Managing a hypertonic pelvic floor is a long-term project. And you can do it.

Bringing your pelvic floor muscles into a more balanced, functional state requires attention to your overall wellness. And having more functional pelvic floor muscles helps you feel better overall. Health-promoting habits like hydration, nutrition, and getting adequate rest all help reinforce the benefits of exercises for your pelvic floor: Hydration and nutrition both play a role in keeping your bowels moving smoothly and preventing constipation. 

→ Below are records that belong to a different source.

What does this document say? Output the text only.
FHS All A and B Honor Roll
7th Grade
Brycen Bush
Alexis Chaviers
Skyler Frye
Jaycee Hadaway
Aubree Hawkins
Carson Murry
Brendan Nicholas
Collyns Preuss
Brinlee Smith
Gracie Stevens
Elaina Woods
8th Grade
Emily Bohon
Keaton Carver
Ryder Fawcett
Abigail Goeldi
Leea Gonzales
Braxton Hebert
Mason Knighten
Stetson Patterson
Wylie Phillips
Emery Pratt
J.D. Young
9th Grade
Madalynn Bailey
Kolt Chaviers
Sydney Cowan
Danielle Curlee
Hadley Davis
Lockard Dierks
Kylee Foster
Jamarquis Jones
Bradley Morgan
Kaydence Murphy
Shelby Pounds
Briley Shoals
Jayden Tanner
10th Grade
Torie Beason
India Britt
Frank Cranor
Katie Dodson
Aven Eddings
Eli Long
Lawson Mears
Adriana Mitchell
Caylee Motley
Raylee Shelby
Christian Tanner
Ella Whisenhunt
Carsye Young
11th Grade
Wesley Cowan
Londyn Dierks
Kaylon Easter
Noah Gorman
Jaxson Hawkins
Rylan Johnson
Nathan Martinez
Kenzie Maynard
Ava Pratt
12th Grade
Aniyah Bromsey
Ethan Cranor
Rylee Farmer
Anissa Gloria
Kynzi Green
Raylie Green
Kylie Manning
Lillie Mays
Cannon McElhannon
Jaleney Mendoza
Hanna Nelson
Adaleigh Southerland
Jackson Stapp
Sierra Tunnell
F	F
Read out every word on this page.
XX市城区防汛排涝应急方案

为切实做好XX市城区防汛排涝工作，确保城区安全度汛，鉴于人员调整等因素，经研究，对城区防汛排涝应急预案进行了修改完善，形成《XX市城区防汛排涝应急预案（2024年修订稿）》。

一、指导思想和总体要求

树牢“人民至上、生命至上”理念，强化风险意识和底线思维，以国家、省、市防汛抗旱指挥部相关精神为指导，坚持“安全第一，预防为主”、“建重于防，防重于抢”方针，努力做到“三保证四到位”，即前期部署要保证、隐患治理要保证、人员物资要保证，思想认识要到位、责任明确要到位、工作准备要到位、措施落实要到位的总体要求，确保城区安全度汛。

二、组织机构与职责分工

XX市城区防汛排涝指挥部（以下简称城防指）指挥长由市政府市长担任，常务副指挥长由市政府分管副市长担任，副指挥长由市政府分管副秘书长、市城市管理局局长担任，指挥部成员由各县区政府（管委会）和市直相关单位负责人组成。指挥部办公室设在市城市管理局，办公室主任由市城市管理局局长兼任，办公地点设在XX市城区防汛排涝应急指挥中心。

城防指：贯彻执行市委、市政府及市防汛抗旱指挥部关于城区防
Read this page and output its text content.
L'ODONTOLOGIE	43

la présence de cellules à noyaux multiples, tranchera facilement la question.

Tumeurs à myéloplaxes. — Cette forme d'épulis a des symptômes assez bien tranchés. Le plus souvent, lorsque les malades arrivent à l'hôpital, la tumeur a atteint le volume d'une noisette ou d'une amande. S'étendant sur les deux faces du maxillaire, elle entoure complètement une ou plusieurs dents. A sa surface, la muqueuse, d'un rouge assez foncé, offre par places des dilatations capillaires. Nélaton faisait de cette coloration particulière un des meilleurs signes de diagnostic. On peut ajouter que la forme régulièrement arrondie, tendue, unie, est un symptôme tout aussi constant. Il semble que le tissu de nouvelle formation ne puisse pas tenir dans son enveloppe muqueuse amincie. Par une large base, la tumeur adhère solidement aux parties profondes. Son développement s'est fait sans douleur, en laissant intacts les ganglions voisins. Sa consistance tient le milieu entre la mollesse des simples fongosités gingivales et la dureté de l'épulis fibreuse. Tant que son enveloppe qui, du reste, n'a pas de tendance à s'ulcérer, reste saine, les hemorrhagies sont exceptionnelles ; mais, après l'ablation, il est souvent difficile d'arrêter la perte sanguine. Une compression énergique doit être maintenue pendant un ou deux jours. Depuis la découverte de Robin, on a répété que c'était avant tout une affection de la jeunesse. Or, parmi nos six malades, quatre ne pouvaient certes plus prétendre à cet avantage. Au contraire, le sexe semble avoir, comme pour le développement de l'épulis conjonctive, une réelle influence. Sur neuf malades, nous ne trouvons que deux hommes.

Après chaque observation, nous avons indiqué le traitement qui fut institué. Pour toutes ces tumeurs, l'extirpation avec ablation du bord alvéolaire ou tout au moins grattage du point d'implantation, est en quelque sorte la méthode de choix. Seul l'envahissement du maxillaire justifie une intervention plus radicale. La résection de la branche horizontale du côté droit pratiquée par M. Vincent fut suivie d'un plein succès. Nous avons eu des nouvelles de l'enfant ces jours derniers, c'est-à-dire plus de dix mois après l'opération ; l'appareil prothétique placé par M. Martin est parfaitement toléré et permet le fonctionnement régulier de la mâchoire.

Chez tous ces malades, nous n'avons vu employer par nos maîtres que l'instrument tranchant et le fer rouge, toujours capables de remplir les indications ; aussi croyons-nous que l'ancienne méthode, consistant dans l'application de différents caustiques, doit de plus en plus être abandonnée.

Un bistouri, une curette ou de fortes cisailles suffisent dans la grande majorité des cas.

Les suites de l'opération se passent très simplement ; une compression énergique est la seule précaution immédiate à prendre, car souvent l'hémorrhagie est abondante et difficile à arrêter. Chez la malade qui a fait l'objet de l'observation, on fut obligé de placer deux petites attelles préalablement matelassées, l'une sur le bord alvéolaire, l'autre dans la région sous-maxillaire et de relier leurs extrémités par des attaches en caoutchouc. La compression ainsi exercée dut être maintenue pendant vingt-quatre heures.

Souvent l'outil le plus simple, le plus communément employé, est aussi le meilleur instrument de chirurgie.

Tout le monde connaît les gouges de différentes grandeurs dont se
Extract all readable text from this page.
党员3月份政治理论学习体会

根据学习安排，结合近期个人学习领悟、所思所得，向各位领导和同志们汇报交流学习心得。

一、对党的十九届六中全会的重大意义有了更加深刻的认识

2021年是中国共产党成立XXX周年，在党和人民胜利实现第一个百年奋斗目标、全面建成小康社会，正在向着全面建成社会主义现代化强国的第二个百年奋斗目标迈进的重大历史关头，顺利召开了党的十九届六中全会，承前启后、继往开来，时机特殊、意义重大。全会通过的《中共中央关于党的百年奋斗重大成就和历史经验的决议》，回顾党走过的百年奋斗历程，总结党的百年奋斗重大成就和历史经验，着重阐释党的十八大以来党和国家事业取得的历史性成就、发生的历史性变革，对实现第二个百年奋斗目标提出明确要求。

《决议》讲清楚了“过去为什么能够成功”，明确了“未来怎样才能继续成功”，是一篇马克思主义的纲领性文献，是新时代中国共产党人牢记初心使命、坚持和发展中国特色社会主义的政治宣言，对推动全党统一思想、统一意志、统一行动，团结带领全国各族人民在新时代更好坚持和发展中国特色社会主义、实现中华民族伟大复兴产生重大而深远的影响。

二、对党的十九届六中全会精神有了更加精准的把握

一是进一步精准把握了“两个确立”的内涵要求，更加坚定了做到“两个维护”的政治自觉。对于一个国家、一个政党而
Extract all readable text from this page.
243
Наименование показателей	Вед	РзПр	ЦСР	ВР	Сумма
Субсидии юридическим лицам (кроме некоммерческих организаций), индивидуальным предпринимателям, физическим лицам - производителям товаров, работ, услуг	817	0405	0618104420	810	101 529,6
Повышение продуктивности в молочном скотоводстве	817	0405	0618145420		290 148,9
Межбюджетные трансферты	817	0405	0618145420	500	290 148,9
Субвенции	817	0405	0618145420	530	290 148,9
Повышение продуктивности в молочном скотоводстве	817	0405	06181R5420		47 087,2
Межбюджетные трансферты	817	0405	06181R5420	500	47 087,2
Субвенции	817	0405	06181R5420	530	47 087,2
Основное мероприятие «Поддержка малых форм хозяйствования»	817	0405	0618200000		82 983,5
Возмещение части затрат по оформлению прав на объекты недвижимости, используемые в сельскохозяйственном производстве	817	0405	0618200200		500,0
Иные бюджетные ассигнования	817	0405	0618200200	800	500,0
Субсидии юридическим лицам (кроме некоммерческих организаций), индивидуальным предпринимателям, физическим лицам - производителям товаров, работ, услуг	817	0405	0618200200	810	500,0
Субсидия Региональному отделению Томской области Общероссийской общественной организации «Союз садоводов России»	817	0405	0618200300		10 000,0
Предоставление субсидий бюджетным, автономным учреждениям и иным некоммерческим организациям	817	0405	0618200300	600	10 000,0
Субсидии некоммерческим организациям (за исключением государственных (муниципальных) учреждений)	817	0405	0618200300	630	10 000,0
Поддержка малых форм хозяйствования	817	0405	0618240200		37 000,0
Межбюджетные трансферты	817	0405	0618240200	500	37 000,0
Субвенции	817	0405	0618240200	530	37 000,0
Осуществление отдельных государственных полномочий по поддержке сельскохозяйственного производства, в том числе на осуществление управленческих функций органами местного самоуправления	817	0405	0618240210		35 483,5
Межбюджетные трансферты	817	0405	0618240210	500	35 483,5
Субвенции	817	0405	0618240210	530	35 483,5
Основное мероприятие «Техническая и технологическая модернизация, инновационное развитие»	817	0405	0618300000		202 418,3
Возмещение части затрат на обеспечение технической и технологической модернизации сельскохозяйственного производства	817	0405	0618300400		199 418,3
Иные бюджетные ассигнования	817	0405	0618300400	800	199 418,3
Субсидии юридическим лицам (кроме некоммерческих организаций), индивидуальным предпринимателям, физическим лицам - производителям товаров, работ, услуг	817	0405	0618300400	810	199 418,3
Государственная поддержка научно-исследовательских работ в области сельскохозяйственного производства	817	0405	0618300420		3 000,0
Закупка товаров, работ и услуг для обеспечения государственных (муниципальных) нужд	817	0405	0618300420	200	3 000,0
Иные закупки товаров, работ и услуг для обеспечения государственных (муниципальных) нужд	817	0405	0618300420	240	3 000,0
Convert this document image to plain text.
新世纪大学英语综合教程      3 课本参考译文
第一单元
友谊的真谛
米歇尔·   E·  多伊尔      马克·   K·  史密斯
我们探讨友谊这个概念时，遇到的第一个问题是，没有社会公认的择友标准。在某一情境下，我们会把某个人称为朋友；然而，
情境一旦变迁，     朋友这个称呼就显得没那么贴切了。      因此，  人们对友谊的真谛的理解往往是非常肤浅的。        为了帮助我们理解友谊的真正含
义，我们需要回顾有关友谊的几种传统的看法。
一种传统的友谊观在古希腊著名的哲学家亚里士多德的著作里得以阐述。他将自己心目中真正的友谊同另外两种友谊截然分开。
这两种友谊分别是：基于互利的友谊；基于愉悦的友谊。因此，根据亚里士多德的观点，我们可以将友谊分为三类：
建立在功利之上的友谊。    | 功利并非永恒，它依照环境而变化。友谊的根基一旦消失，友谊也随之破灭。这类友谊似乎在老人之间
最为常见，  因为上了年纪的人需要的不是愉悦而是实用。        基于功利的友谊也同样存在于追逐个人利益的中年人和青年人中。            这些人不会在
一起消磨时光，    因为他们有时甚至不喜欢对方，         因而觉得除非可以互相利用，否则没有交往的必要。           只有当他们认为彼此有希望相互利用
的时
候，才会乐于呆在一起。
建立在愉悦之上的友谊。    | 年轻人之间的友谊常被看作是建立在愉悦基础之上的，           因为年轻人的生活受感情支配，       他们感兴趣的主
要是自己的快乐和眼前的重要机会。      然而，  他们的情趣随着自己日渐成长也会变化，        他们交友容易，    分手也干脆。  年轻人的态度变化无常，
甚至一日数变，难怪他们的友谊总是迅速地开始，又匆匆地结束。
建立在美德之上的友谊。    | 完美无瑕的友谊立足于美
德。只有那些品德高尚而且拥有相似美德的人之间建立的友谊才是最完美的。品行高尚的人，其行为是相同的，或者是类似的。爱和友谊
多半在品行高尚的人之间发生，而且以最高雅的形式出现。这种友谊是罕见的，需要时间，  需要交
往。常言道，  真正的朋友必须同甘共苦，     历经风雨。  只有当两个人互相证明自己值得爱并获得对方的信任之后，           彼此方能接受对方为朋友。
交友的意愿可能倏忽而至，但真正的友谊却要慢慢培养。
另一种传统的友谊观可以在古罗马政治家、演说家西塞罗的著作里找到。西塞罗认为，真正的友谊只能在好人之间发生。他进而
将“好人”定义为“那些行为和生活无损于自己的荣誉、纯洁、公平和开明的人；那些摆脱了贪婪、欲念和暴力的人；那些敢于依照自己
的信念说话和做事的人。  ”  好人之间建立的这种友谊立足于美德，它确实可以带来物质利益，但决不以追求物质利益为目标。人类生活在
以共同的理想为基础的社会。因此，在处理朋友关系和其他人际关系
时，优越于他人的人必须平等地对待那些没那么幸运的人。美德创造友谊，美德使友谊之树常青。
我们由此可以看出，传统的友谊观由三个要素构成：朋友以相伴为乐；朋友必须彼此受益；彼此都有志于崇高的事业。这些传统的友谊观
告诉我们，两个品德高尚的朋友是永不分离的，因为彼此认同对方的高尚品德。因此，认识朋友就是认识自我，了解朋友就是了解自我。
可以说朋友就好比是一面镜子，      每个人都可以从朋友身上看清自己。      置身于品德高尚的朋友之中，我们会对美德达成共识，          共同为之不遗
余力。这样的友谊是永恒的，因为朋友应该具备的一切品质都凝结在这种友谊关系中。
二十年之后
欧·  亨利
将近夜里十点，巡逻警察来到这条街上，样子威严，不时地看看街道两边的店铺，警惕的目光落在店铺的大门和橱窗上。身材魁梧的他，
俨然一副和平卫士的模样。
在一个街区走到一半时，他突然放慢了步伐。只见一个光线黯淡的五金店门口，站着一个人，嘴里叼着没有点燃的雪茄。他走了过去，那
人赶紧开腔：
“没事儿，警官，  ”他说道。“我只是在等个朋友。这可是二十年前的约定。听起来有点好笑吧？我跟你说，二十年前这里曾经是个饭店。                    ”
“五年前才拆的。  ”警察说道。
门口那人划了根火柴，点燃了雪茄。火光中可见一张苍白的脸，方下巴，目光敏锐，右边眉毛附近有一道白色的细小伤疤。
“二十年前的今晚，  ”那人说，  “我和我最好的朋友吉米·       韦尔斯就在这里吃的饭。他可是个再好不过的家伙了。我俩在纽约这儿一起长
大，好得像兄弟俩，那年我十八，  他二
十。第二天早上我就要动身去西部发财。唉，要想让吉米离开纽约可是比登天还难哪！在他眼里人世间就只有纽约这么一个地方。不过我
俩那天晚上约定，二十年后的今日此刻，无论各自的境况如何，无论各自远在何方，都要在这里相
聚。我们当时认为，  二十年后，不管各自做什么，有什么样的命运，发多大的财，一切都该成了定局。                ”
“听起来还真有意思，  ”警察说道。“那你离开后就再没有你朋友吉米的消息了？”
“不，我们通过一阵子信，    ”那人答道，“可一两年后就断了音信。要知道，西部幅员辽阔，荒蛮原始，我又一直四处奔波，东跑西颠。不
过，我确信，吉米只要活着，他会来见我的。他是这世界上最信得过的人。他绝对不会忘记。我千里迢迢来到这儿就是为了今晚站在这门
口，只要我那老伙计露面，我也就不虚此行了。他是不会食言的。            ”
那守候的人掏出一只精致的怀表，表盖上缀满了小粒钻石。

You need to be well-nourished and hydrated in order for your muscles to move well. Rest (not just sleep, but taking a break from stressors) is essential for the healing and repair of your body. Avoid prolonged sitting or standing, which can contribute to muscle tension and pelvic floor dysfunction. Take breaks to stretch and move throughout the day.

You may find that working with a professional trained in pelvic floor dysfunction is helpful as you learn what your particular body needs. Consider what your starting point is and what your goals are when you look for someone to work with: If you’re primarily working with physical symptoms, a physical or occupational therapist or movement teacher may be your first stop. Is some of your discomfort based on emotions that come up when you start to connect with your pelvic floor? You may need to begin your journey with a mental health professional. 

Of course, if your symptoms are acute, please go see your doctor first.

Every time you show up and do pelvic floor stretches for yourself, you’re doing more than just a few exercises. You’re reinforcing that your body is your home, and you get to be cared for. That feeling ripples out into your whole life. Be patient and consistent, and you can do this.


1. How often should I perform these stretches?

It’s a good idea to perform pelvic floor stretches regularly, ideally daily or several times per week, to experience optimal benefits. However, listen to your body and adjust the frequency based on your comfort level and any guidance provided by your healthcare provider or physical therapist.

2. Are there any risks associated with these stretches?

Pelvic floor stretches are generally safe. However, if done improperly or excessively, there is a risk of overstretching or aggravating pelvic floor symptoms. It’s important to start slowly, use proper technique, and consult with a healthcare professional if you have any concerns or underlying medical conditions, such as hEDS or spondylolisthesis.

3. How quickly can I expect to see results?

Short answer: it depends. The timeline for seeing results from pelvic floor stretches can vary depending on factors such as the severity of pelvic floor dysfunction, consistency of stretching routine, and overall health status. Some people may notice improvements in symptoms within a few weeks of starting a stretching program, while others may require several months of consistent practice to see significant changes. Patience and consistency are key.

4. What should I do if I experience pain while stretching?

If you experience pain while performing pelvic floor stretches, it’s important to stop immediately and assess the cause. Pain during stretching may indicate that you are pushing your body too far or using an incorrect technique. Modify the stretch to make it more comfortable, reduce the intensity, or seek guidance from a physical therapist or healthcare provider to ensure you’re performing the stretches correctly and safely.

5. Can these stretches help with sexual dysfunction related to the hypertonic pelvic floor?

Yes, pelvic floor stretches can be beneficial for addressing sexual dysfunction associated with hypertonic pelvic floor muscles. By releasing tension and improving muscle flexibility, pelvic floor stretches may help reduce pain or discomfort during intercourse, enhance pelvic floor muscle control, and improve overall sexual function. However, individual results may vary, and it’s important to consult with a healthcare provider for personalized recommendations tailored to your specific needs and concerns.